Energy Band Structure of Gallium Antimonide

Abstract

Resistivity, Hall coefficient, and magnetoresistance were studied for n‐ and p‐type GaSb. The infrared absorption edge was investigated using relatively pure p‐type, degenerate n‐type, and compensated samples. Infrared absorption of carriers and the effect of carriers on the reflectivity were studied. The magnetoresistance as a function of Hall coefficient for n‐type samples at 4.2°K gave clear evidence for a second energy minimum lying above the edge of the conduction band; the energy separation is equal to the Fermi energy for a Hall coefficient of 5 cm³/coulomb. The shift of absorption edge in n‐type samples showed that the conduction band has a single valley at the edge, with a density‐of‐state mass m_d1=0.052 m. By combining the results on the edge shift, magnetoresistance, and Hall coefficient, it was possible to deduce: the density‐of‐states mass ratio m_d2/m_d1=17.3, the mobility ratio μ₂/μ₁=0.06, and the energy separation Δ=0.08 ev between the two sets of valleys at 4.2°K. Anisotropy of magnetoresistance, observed at 300°K, showed that the higher valleys are situated along (111) directions. The infrared reflectivity of n‐type samples can be used to deduce the anisotropy of the higher valleys; tentative estimates were obtained. Infrared reflectivity gave an estimate of 0.23 m for the effective mass of holes.
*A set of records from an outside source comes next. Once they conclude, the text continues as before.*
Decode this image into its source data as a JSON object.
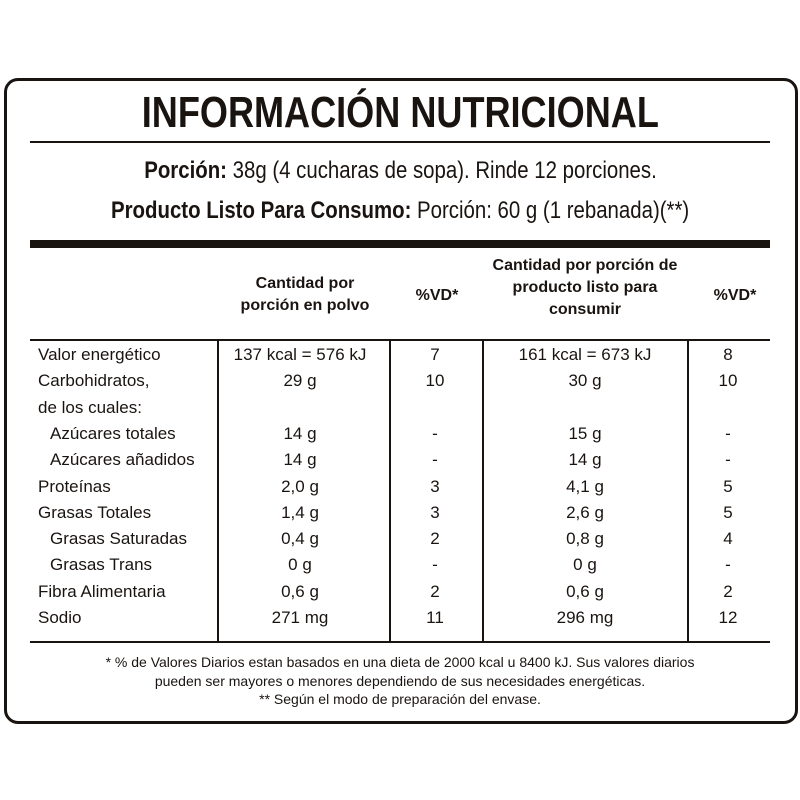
{
  "title": "INFORMACIÓN NUTRICIONAL",
  "serving": [
    {
      "label": "Porción:",
      "text": "38g (4 cucharas de sopa). Rinde 12 porciones."
    },
    {
      "label": "Producto Listo Para Consumo:",
      "text": "Porción: 60 g (1 rebanada)(**)"
    }
  ],
  "table": {
    "headers": [
      "Cantidad por porción en polvo",
      "%VD*",
      "Cantidad por porción de producto listo para consumir",
      "%VD*"
    ],
    "rows": [
      {
        "label": "Valor energético",
        "values": [
          "137 kcal = 576 kJ",
          "7",
          "161 kcal = 673 kJ",
          "8"
        ]
      },
      {
        "label": "Carbohidratos,",
        "values": [
          "29 g",
          "10",
          "30 g",
          "10"
        ]
      },
      {
        "label": "de los cuales:"
      },
      {
        "label": "Azúcares totales",
        "values": [
          "14 g",
          "-",
          "15 g",
          "-"
        ]
      },
      {
        "label": "Azúcares añadidos",
        "values": [
          "14 g",
          "-",
          "14 g",
          "-"
        ]
      },
      {
        "label": "Proteínas",
        "values": [
          "2,0 g",
          "3",
          "4,1 g",
          "5"
        ]
      },
      {
        "label": "Grasas Totales",
        "values": [
          "1,4 g",
          "3",
          "2,6 g",
          "5"
        ]
      },
      {
        "label": "Grasas Saturadas",
        "values": [
          "0,4 g",
          "2",
          "0,8 g",
          "4"
        ]
      },
      {
        "label": "Grasas Trans",
        "values": [
          "0 g",
          "-",
          "0 g",
          "-"
        ]
      },
      {
        "label": "Fibra Alimentaria",
        "values": [
          "0,6 g",
          "2",
          "0,6 g",
          "2"
        ]
      },
      {
        "label": "Sodio",
        "values": [
          "271 mg",
          "11",
          "296 mg",
          "12"
        ]
      }
    ]
  },
  "footnotes": [
    "* % de Valores Diarios estan basados en una dieta de 2000 kcal u 8400 kJ. Sus valores diarios",
    "pueden ser mayores o menores dependiendo de sus necesidades energéticas.",
    "** Según el modo de preparación del envase."
  ]
}
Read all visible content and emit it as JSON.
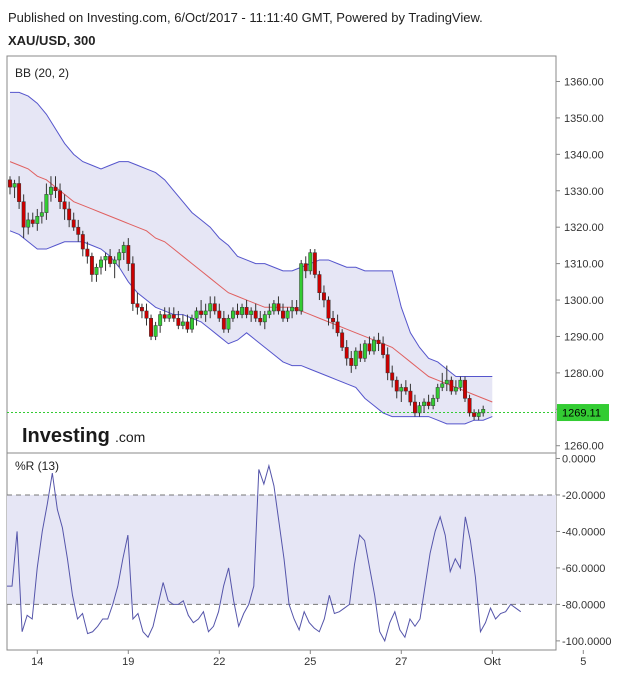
{
  "header": {
    "published": "Published on Investing.com, 6/Oct/2017 - 11:11:40 GMT, Powered by TradingView.",
    "symbol": "XAU/USD, 300"
  },
  "logo": {
    "text_main": "Investing",
    "text_suffix": ".com"
  },
  "colors": {
    "up": "#33cc33",
    "down": "#cc0000",
    "bb_fill": "#e6e6f5",
    "bb_band": "#5555cc",
    "bb_basis": "#e06060",
    "wr_line": "#5555aa",
    "last_price_bg": "#33cc33"
  },
  "chart_data": [
    {
      "type": "candlestick",
      "indicator_label": "BB (20, 2)",
      "price_scale": [
        "1360.00",
        "1350.00",
        "1340.00",
        "1330.00",
        "1320.00",
        "1310.00",
        "1300.00",
        "1290.00",
        "1280.00",
        "1270.00",
        "1260.00"
      ],
      "ylim": [
        1258,
        1367
      ],
      "last_price": "1269.11",
      "time_labels": [
        {
          "label": "14",
          "bar": 6
        },
        {
          "label": "19",
          "bar": 26
        },
        {
          "label": "22",
          "bar": 46
        },
        {
          "label": "25",
          "bar": 66
        },
        {
          "label": "27",
          "bar": 86
        },
        {
          "label": "Okt",
          "bar": 106
        },
        {
          "label": "5",
          "bar": 126
        }
      ],
      "candles": [
        [
          1333,
          1334,
          1329,
          1331
        ],
        [
          1331,
          1333,
          1328,
          1332
        ],
        [
          1332,
          1334,
          1325,
          1327
        ],
        [
          1327,
          1329,
          1317,
          1320
        ],
        [
          1320,
          1324,
          1318,
          1322
        ],
        [
          1322,
          1324,
          1320,
          1321
        ],
        [
          1321,
          1325,
          1319,
          1323
        ],
        [
          1323,
          1327,
          1321,
          1324
        ],
        [
          1324,
          1332,
          1322,
          1329
        ],
        [
          1329,
          1334,
          1327,
          1331
        ],
        [
          1331,
          1334,
          1328,
          1330
        ],
        [
          1330,
          1332,
          1325,
          1327
        ],
        [
          1327,
          1329,
          1322,
          1325
        ],
        [
          1325,
          1327,
          1320,
          1322
        ],
        [
          1322,
          1324,
          1319,
          1320
        ],
        [
          1320,
          1322,
          1316,
          1318
        ],
        [
          1318,
          1319,
          1312,
          1314
        ],
        [
          1314,
          1316,
          1310,
          1312
        ],
        [
          1312,
          1313,
          1305,
          1307
        ],
        [
          1307,
          1310,
          1305,
          1309
        ],
        [
          1309,
          1312,
          1307,
          1311
        ],
        [
          1311,
          1313,
          1308,
          1312
        ],
        [
          1312,
          1314,
          1309,
          1310
        ],
        [
          1310,
          1312,
          1306,
          1311
        ],
        [
          1311,
          1314,
          1309,
          1313
        ],
        [
          1313,
          1316,
          1311,
          1315
        ],
        [
          1315,
          1317,
          1308,
          1310
        ],
        [
          1310,
          1312,
          1297,
          1299
        ],
        [
          1299,
          1302,
          1296,
          1298
        ],
        [
          1298,
          1299,
          1295,
          1297
        ],
        [
          1297,
          1299,
          1293,
          1295
        ],
        [
          1295,
          1296,
          1289,
          1290
        ],
        [
          1290,
          1294,
          1289,
          1293
        ],
        [
          1293,
          1297,
          1291,
          1296
        ],
        [
          1296,
          1298,
          1294,
          1295
        ],
        [
          1295,
          1298,
          1294,
          1296
        ],
        [
          1296,
          1298,
          1294,
          1295
        ],
        [
          1295,
          1297,
          1292,
          1293
        ],
        [
          1293,
          1296,
          1292,
          1294
        ],
        [
          1294,
          1296,
          1291,
          1292
        ],
        [
          1292,
          1296,
          1291,
          1295
        ],
        [
          1295,
          1298,
          1293,
          1297
        ],
        [
          1297,
          1300,
          1295,
          1296
        ],
        [
          1296,
          1299,
          1294,
          1297
        ],
        [
          1297,
          1301,
          1295,
          1299
        ],
        [
          1299,
          1301,
          1296,
          1297
        ],
        [
          1297,
          1299,
          1294,
          1295
        ],
        [
          1295,
          1297,
          1291,
          1292
        ],
        [
          1292,
          1296,
          1291,
          1295
        ],
        [
          1295,
          1298,
          1294,
          1297
        ],
        [
          1297,
          1299,
          1295,
          1296
        ],
        [
          1296,
          1299,
          1295,
          1298
        ],
        [
          1298,
          1300,
          1295,
          1296
        ],
        [
          1296,
          1298,
          1294,
          1297
        ],
        [
          1297,
          1299,
          1294,
          1295
        ],
        [
          1295,
          1297,
          1293,
          1294
        ],
        [
          1294,
          1297,
          1292,
          1296
        ],
        [
          1296,
          1299,
          1295,
          1297
        ],
        [
          1297,
          1300,
          1296,
          1299
        ],
        [
          1299,
          1301,
          1296,
          1297
        ],
        [
          1297,
          1299,
          1294,
          1295
        ],
        [
          1295,
          1298,
          1294,
          1297
        ],
        [
          1297,
          1300,
          1295,
          1298
        ],
        [
          1298,
          1300,
          1296,
          1297
        ],
        [
          1297,
          1311,
          1296,
          1310
        ],
        [
          1310,
          1312,
          1306,
          1308
        ],
        [
          1308,
          1314,
          1307,
          1313
        ],
        [
          1313,
          1314,
          1306,
          1307
        ],
        [
          1307,
          1308,
          1300,
          1302
        ],
        [
          1302,
          1304,
          1298,
          1300
        ],
        [
          1300,
          1301,
          1293,
          1295
        ],
        [
          1295,
          1297,
          1292,
          1294
        ],
        [
          1294,
          1296,
          1290,
          1291
        ],
        [
          1291,
          1292,
          1286,
          1287
        ],
        [
          1287,
          1289,
          1282,
          1284
        ],
        [
          1284,
          1286,
          1280,
          1282
        ],
        [
          1282,
          1287,
          1281,
          1286
        ],
        [
          1286,
          1288,
          1283,
          1284
        ],
        [
          1284,
          1289,
          1283,
          1288
        ],
        [
          1288,
          1290,
          1285,
          1286
        ],
        [
          1286,
          1290,
          1285,
          1289
        ],
        [
          1289,
          1291,
          1286,
          1288
        ],
        [
          1288,
          1290,
          1284,
          1285
        ],
        [
          1285,
          1287,
          1278,
          1280
        ],
        [
          1280,
          1282,
          1276,
          1278
        ],
        [
          1278,
          1279,
          1273,
          1275
        ],
        [
          1275,
          1277,
          1272,
          1276
        ],
        [
          1276,
          1278,
          1274,
          1275
        ],
        [
          1275,
          1277,
          1271,
          1272
        ],
        [
          1272,
          1274,
          1268,
          1269
        ],
        [
          1269,
          1272,
          1268,
          1271
        ],
        [
          1271,
          1273,
          1269,
          1272
        ],
        [
          1272,
          1274,
          1270,
          1271
        ],
        [
          1271,
          1274,
          1270,
          1273
        ],
        [
          1273,
          1277,
          1272,
          1276
        ],
        [
          1276,
          1280,
          1275,
          1277
        ],
        [
          1277,
          1282,
          1275,
          1278
        ],
        [
          1278,
          1279,
          1274,
          1275
        ],
        [
          1275,
          1278,
          1274,
          1276
        ],
        [
          1276,
          1279,
          1275,
          1278
        ],
        [
          1278,
          1279,
          1272,
          1273
        ],
        [
          1273,
          1274,
          1268,
          1269
        ],
        [
          1269,
          1270,
          1267,
          1268
        ],
        [
          1268,
          1270,
          1267,
          1269
        ],
        [
          1269,
          1271,
          1268,
          1270
        ]
      ],
      "bb_upper": [
        1357,
        1357,
        1356,
        1354,
        1351,
        1347,
        1343,
        1340,
        1338,
        1337,
        1336,
        1337,
        1338,
        1338,
        1337,
        1336,
        1335,
        1333,
        1330,
        1327,
        1324,
        1322,
        1320,
        1317,
        1315,
        1312,
        1311,
        1310,
        1310,
        1309,
        1308,
        1308,
        1309,
        1310,
        1311,
        1311,
        1310,
        1309,
        1309,
        1308,
        1308,
        1308,
        1308,
        1298,
        1291,
        1287,
        1284,
        1283,
        1281,
        1279,
        1279,
        1279,
        1279,
        1279
      ],
      "bb_basis": [
        1338,
        1337,
        1336,
        1334,
        1333,
        1331,
        1329,
        1327,
        1326,
        1325,
        1324,
        1323,
        1322,
        1321,
        1320,
        1319,
        1317,
        1316,
        1314,
        1312,
        1310,
        1308,
        1306,
        1304,
        1302,
        1301,
        1300,
        1299,
        1298,
        1298,
        1298,
        1298,
        1297,
        1296,
        1295,
        1294,
        1293,
        1292,
        1291,
        1290,
        1289,
        1288,
        1287,
        1285,
        1283,
        1281,
        1279,
        1278,
        1277,
        1276,
        1275,
        1274,
        1273,
        1272
      ],
      "bb_lower": [
        1319,
        1318,
        1316,
        1314,
        1314,
        1315,
        1316,
        1316,
        1316,
        1315,
        1314,
        1312,
        1309,
        1305,
        1302,
        1300,
        1298,
        1297,
        1296,
        1296,
        1295,
        1294,
        1292,
        1290,
        1288,
        1289,
        1291,
        1289,
        1287,
        1285,
        1283,
        1282,
        1282,
        1281,
        1280,
        1279,
        1278,
        1277,
        1276,
        1273,
        1271,
        1269,
        1268,
        1268,
        1268,
        1268,
        1268,
        1267,
        1266,
        1266,
        1266,
        1267,
        1267,
        1268
      ]
    },
    {
      "type": "line",
      "indicator_label": "%R (13)",
      "scale": [
        "0.0000",
        "-20.0000",
        "-40.0000",
        "-60.0000",
        "-80.0000",
        "-100.0000"
      ],
      "ylim": [
        -105,
        3
      ],
      "levels": [
        -20,
        -80
      ],
      "values": [
        -70,
        -70,
        -40,
        -95,
        -86,
        -88,
        -60,
        -40,
        -25,
        -8,
        -28,
        -38,
        -55,
        -75,
        -88,
        -85,
        -96,
        -95,
        -92,
        -88,
        -88,
        -80,
        -70,
        -55,
        -42,
        -88,
        -85,
        -95,
        -98,
        -92,
        -80,
        -68,
        -78,
        -80,
        -80,
        -78,
        -86,
        -90,
        -88,
        -84,
        -95,
        -92,
        -84,
        -70,
        -60,
        -78,
        -92,
        -85,
        -80,
        -70,
        -6,
        -14,
        -4,
        -15,
        -35,
        -55,
        -80,
        -88,
        -94,
        -84,
        -90,
        -93,
        -95,
        -88,
        -75,
        -85,
        -84,
        -82,
        -80,
        -58,
        -42,
        -45,
        -60,
        -75,
        -95,
        -100,
        -90,
        -84,
        -94,
        -98,
        -88,
        -92,
        -88,
        -70,
        -52,
        -40,
        -32,
        -42,
        -62,
        -55,
        -60,
        -32,
        -45,
        -65,
        -95,
        -90,
        -82,
        -88,
        -85,
        -84,
        -80,
        -82,
        -84
      ]
    }
  ]
}
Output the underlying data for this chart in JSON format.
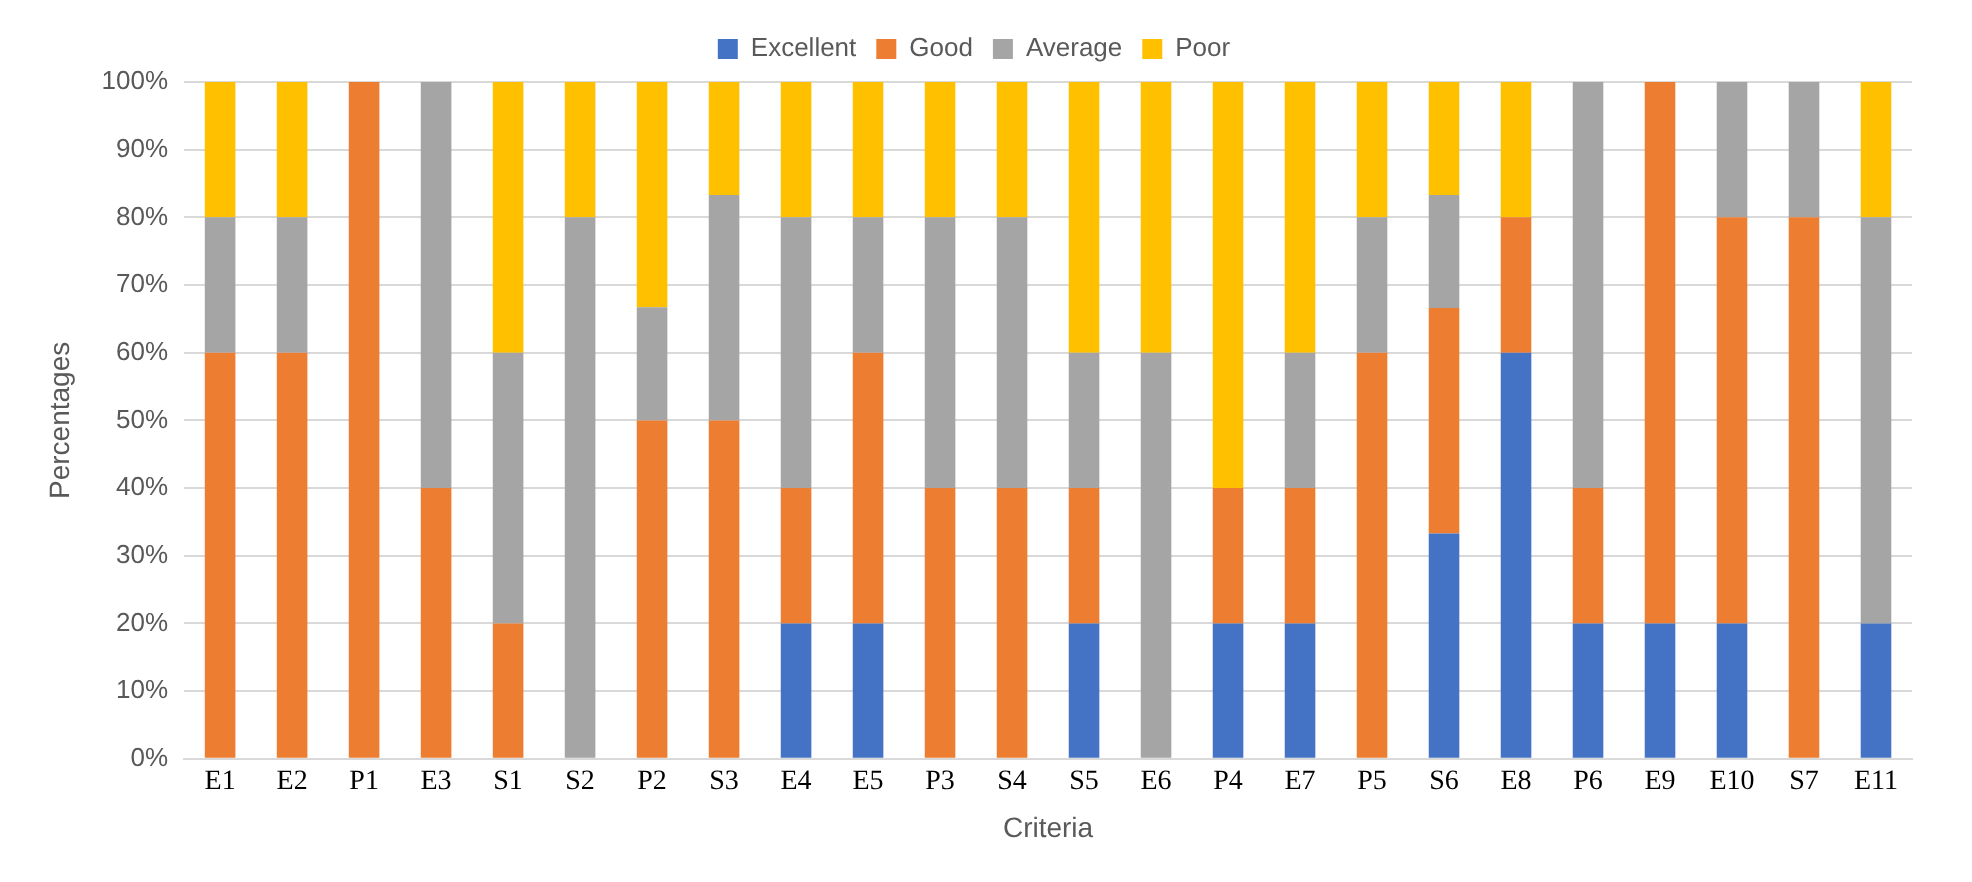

The variation of Hall coefficient and transverse magnetoresistance with magnetic field and the infrared absorption spectrum of holes showed the presence of two types of holes. Appreciable anisotropy of magnetoresistance was observed in a p‐type sample, indicating that the heavy hole band is not isotropic; this was confirmed by the infrared absorption spectrum of holes. The results on the absorption edge in various samples seemed to indicate that the maximum of the valence band is not at k=0. However, it appears likely that transitions from impurity states near the valence band produced absorption beyond the threshold of direct transitions.